When autistic people disclose being autistic, we are often met with intrusive questions and hostile responses: Who diagnosed you? Have you tried B-12 supplements? Well, you don't look autistic to me.
Autism disclosure can provide entry for others to tally our symptoms, to compare the context of our disclosures against their knowledge (or lack thereof) of autism stereotypes or lay understandings of diagnostic criteria. In this talk, I examine the ways in which autism disclosure functions as a metonym for diagnostic assessment. That is, declaring one’s neuroqueerness is often culturally read as an invitation for neurotypicals to theorize and assess what neuroqueerness is. In this way, autism disclosure is often agonistic, expectant of non-autistic refutation. The ability to say, “I have autism,” for example, is intuited as evidence that one does not have autism — or, at least, not “real” or “severe” autism. In particular, I look toward what Margaret Price (2009) has called “counter-diagnosis” as one means through which autistic people queer the contours of rhetorical containment, of diagnostic fixity. In toying with the very idea of diagnosis itself, autistic rhetors instill their own queered credibilities, in which authority is derived from one’s pathological lack of authority.

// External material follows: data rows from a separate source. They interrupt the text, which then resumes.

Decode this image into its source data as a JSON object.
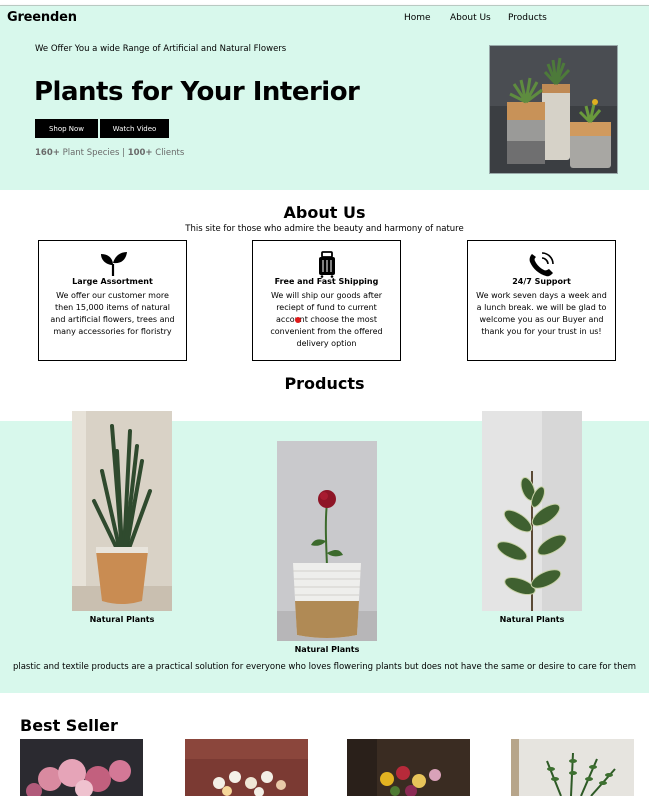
{
  "header": {
    "logo": "Greenden",
    "nav": [
      "Home",
      "About Us",
      "Products"
    ]
  },
  "hero": {
    "tagline": "We Offer You a wide Range of Artificial and Natural Flowers",
    "title": "Plants for Your Interior",
    "shop_button": "Shop Now",
    "video_button": "Watch Video",
    "stat1_value": "160+",
    "stat1_label": " Plant Species | ",
    "stat2_value": "100+",
    "stat2_label": " Clients"
  },
  "about": {
    "title": "About Us",
    "subtitle": "This site for those who admire the beauty and harmony of nature",
    "cards": [
      {
        "title": "Large Assortment",
        "icon": "sprout-icon",
        "text": "We offer our customer more then 15,000 items of natural and artificial flowers, trees and many accessories for floristry"
      },
      {
        "title": "Free and Fast Shipping",
        "icon": "luggage-icon",
        "text": "We will ship our goods after reciept of fund to current account choose the most convenient from the offered delivery option"
      },
      {
        "title": "24/7 Support",
        "icon": "phone-icon",
        "text": "We work seven days a week and a lunch break. we will be glad to welcome you as our Buyer and thank you for your trust in us!"
      }
    ]
  },
  "products": {
    "title": "Products",
    "items": [
      {
        "label": "Natural Plants",
        "image": "snake-plant-photo"
      },
      {
        "label": "Natural Plants",
        "image": "rose-basket-photo"
      },
      {
        "label": "Natural Plants",
        "image": "rubber-plant-photo"
      }
    ],
    "description": "plastic and textile products are a practical solution for everyone who loves flowering plants but does not have the same or desire to care for them"
  },
  "best_seller": {
    "title": "Best Seller",
    "items": [
      "pink-bouquet-photo",
      "white-flowers-photo",
      "mixed-bouquet-photo",
      "zz-plant-photo"
    ]
  },
  "colors": {
    "mint": "#d8f8ec",
    "black": "#000000",
    "marker": "#e01b1b"
  }
}
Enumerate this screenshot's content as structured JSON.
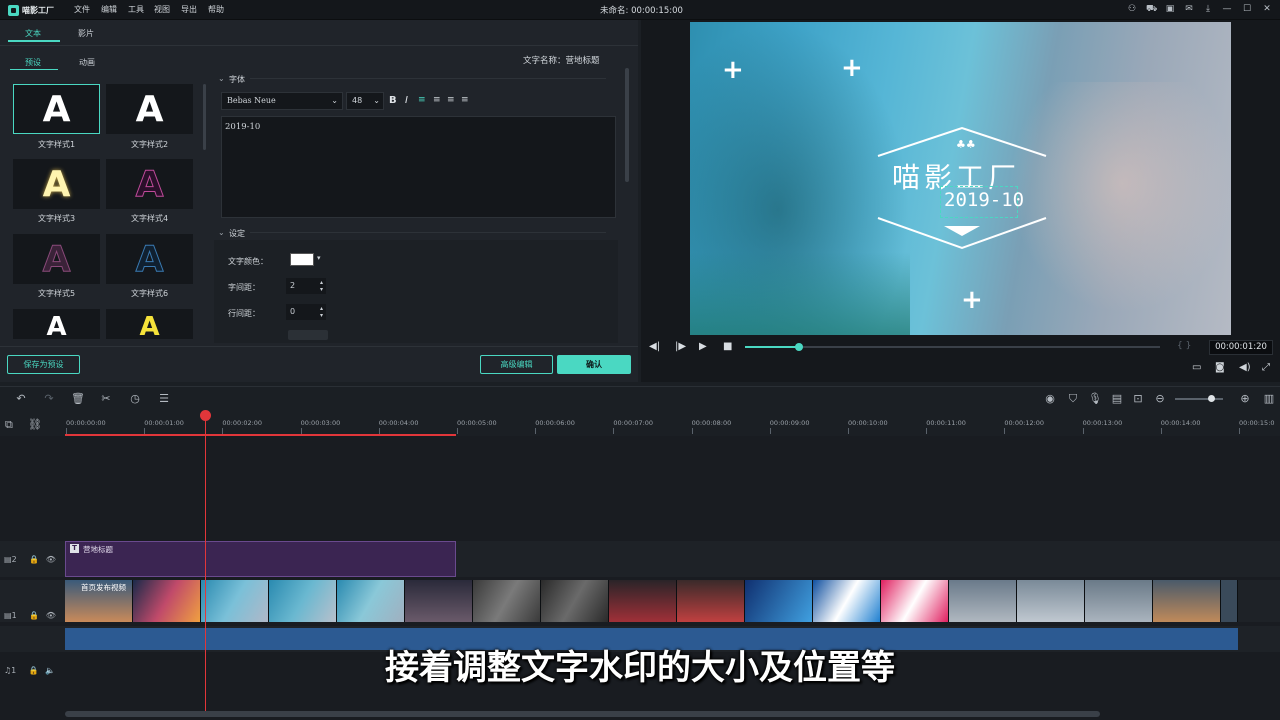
{
  "titlebar": {
    "logo_text": "喵影工厂",
    "menus": [
      "文件",
      "编辑",
      "工具",
      "视图",
      "导出",
      "帮助"
    ],
    "window_title": "未命名: 00:00:15:00"
  },
  "left_panel": {
    "tabs": [
      "文本",
      "影片"
    ],
    "subtabs": [
      "预设",
      "动画"
    ],
    "text_name_label": "文字名称：营地标题",
    "presets": [
      {
        "glyph": "A",
        "label": "文字样式1",
        "color": "#ffffff"
      },
      {
        "glyph": "A",
        "label": "文字样式2",
        "color": "#ffffff"
      },
      {
        "glyph": "A",
        "label": "文字样式3",
        "color": "#fff4b0"
      },
      {
        "glyph": "A",
        "label": "文字样式4",
        "color": "#3a1b3a"
      },
      {
        "glyph": "A",
        "label": "文字样式5",
        "color": "#4a2a44"
      },
      {
        "glyph": "A",
        "label": "文字样式6",
        "color": "#1c3a52"
      },
      {
        "glyph": "A",
        "label": "",
        "color": "#ffffff"
      },
      {
        "glyph": "A",
        "label": "",
        "color": "#f5e23a"
      }
    ],
    "font_section": "字体",
    "font_family": "Bebas Neue",
    "font_size": "48",
    "text_value": "2019-10",
    "settings_section": "设定",
    "text_color_label": "文字颜色：",
    "text_color": "#ffffff",
    "char_spacing_label": "字间距：",
    "char_spacing": "2",
    "line_spacing_label": "行间距：",
    "line_spacing": "0",
    "save_preset": "保存为预设",
    "advanced_edit": "高级编辑",
    "confirm": "确认"
  },
  "preview": {
    "overlay_title": "喵影工厂",
    "overlay_date": "2019-10",
    "timecode": "00:00:01:20",
    "braces": "{ }",
    "progress": 0.13
  },
  "timeline": {
    "ruler_ticks": [
      "00:00:00:00",
      "00:00:01:00",
      "00:00:02:00",
      "00:00:03:00",
      "00:00:04:00",
      "00:00:05:00",
      "00:00:06:00",
      "00:00:07:00",
      "00:00:08:00",
      "00:00:09:00",
      "00:00:10:00",
      "00:00:11:00",
      "00:00:12:00",
      "00:00:13:00",
      "00:00:14:00",
      "00:00:15:0"
    ],
    "title_clip_label": "营地标题",
    "video_clip_label": "首页发布视频",
    "track_labels": [
      "2",
      "1",
      "1"
    ],
    "zoom_level": 0.75
  },
  "subtitle": "接着调整文字水印的大小及位置等",
  "colors": {
    "accent": "#4ad8c2",
    "playhead": "#e2363a",
    "title_clip": "#3b2552",
    "audio": "#2c5a92"
  }
}
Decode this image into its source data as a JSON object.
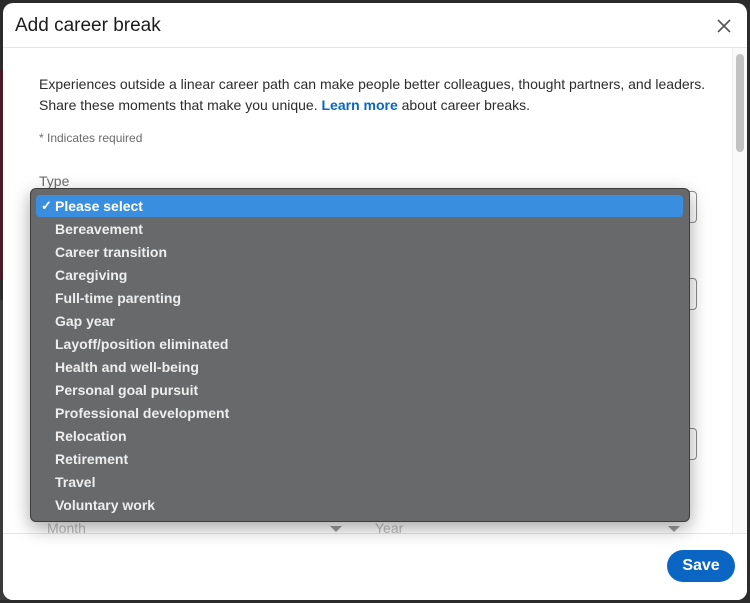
{
  "modal": {
    "title": "Add career break",
    "close_label": "Close"
  },
  "intro": {
    "text_before": "Experiences outside a linear career path can make people better colleagues, thought partners, and leaders. Share these moments that make you unique. ",
    "link": "Learn more",
    "text_after": " about career breaks."
  },
  "required_note": "* Indicates required",
  "type_field": {
    "label": "Type",
    "selected": "Please select",
    "options": [
      "Please select",
      "Bereavement",
      "Career transition",
      "Caregiving",
      "Full-time parenting",
      "Gap year",
      "Layoff/position eliminated",
      "Health and well-being",
      "Personal goal pursuit",
      "Professional development",
      "Relocation",
      "Retirement",
      "Travel",
      "Voluntary work"
    ]
  },
  "date": {
    "month_placeholder": "Month",
    "year_placeholder": "Year"
  },
  "footer": {
    "save_label": "Save"
  },
  "icons": {
    "close": "close-icon",
    "check": "checkmark-icon",
    "caret": "caret-down-icon"
  },
  "colors": {
    "accent": "#0a66c2",
    "selection": "#3a8ee0",
    "dropdown_bg": "#68696b"
  }
}
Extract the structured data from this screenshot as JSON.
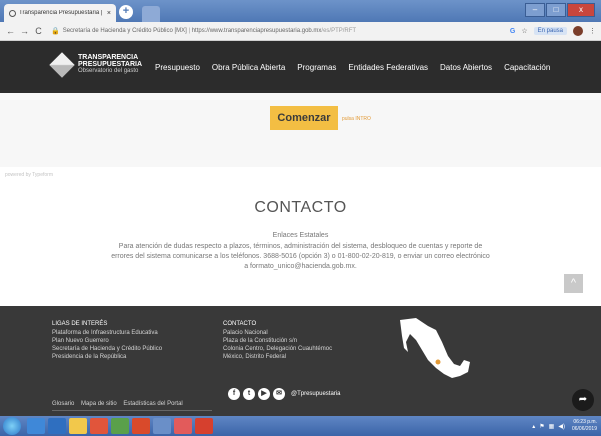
{
  "browser": {
    "tab_title": "Transparencia Presupuestaria | T",
    "tab_close": "×",
    "new_tab": "+",
    "window_controls": [
      "–",
      "□",
      "x"
    ],
    "nav_buttons": [
      "←",
      "→",
      "C"
    ],
    "site_identity": "Secretaría de Hacienda y Crédito Público [MX]",
    "url_host": "https://www.transparenciapresupuestaria.gob.mx",
    "url_path": "/es/PTP/RFT",
    "incognito_label": "En pausa"
  },
  "site": {
    "logo_line1": "TRANSPARENCIA",
    "logo_line2": "PRESUPUESTARIA",
    "logo_line3": "Observatorio del gasto",
    "menu": [
      "Presupuesto",
      "Obra Pública Abierta",
      "Programas",
      "Entidades Federativas",
      "Datos Abiertos",
      "Capacitación"
    ]
  },
  "hero": {
    "button_label": "Comenzar",
    "hint": "pulsa INTRO",
    "powered_by": "powered by Typeform"
  },
  "contact": {
    "title": "CONTACTO",
    "subtitle": "Enlaces Estatales",
    "body": "Para atención de dudas respecto a plazos, términos, administración del sistema, desbloqueo de cuentas y reporte de errores del sistema comunicarse a los teléfonos. 3688-5016 (opción 3) o 01-800-02-20-819, o enviar un correo electrónico a formato_unico@hacienda.gob.mx.",
    "scroll_top": "^"
  },
  "footer": {
    "ligas_heading": "LIGAS DE INTERÉS",
    "ligas": [
      "Plataforma de Infraestructura Educativa",
      "Plan Nuevo Guerrero",
      "Secretaría de Hacienda y Crédito Público",
      "Presidencia de la República"
    ],
    "contacto_heading": "CONTACTO",
    "contacto_lines": [
      "Palacio Nacional",
      "Plaza de la Constitución s/n",
      "Colonia Centro, Delegación Cuauhtémoc",
      "México, Distrito Federal"
    ],
    "bottom_links": [
      "Glosario",
      "Mapa de sitio",
      "Estadísticas del Portal"
    ],
    "social_icons": [
      "f",
      "t",
      "▶",
      "✉"
    ],
    "handle": "@Tpresupuestaria",
    "share": "➦"
  },
  "taskbar": {
    "time": "06:23 p.m.",
    "date": "06/06/2019",
    "icon_colors": [
      "#3f88d8",
      "#2f6fc0",
      "#f2c84b",
      "#e1553b",
      "#5aa04a",
      "#d94a2b",
      "#6a8fc8",
      "#e25b5b",
      "#d6402e"
    ]
  }
}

Melanie Yergeau is assistant professor of English at the University of Michigan. Her academic interests include digital media studies and disability studies, and, more specifically, what the neurodiversity movement has to teach us about learning, teaching, writing, difference, and being. She received the 2011 Hugh Burns Dissertation Award, and I am currently working on a book project about autism and embodied authorship.
Yergeau has published in Kairos, Computers and Composition Online, Disability Studies Quarterly, and College English. For many years she served on the board of the Autistic Self Advocacy Network (ASAN), a nonprofit organization run for and by individuals on the autism spectrum, and currently serves on the board of the Autism National Committee (also known as AutCom). She blogs semi-regularly on matters of rhetoric, autistic culture, and technology at aspierhetor.com.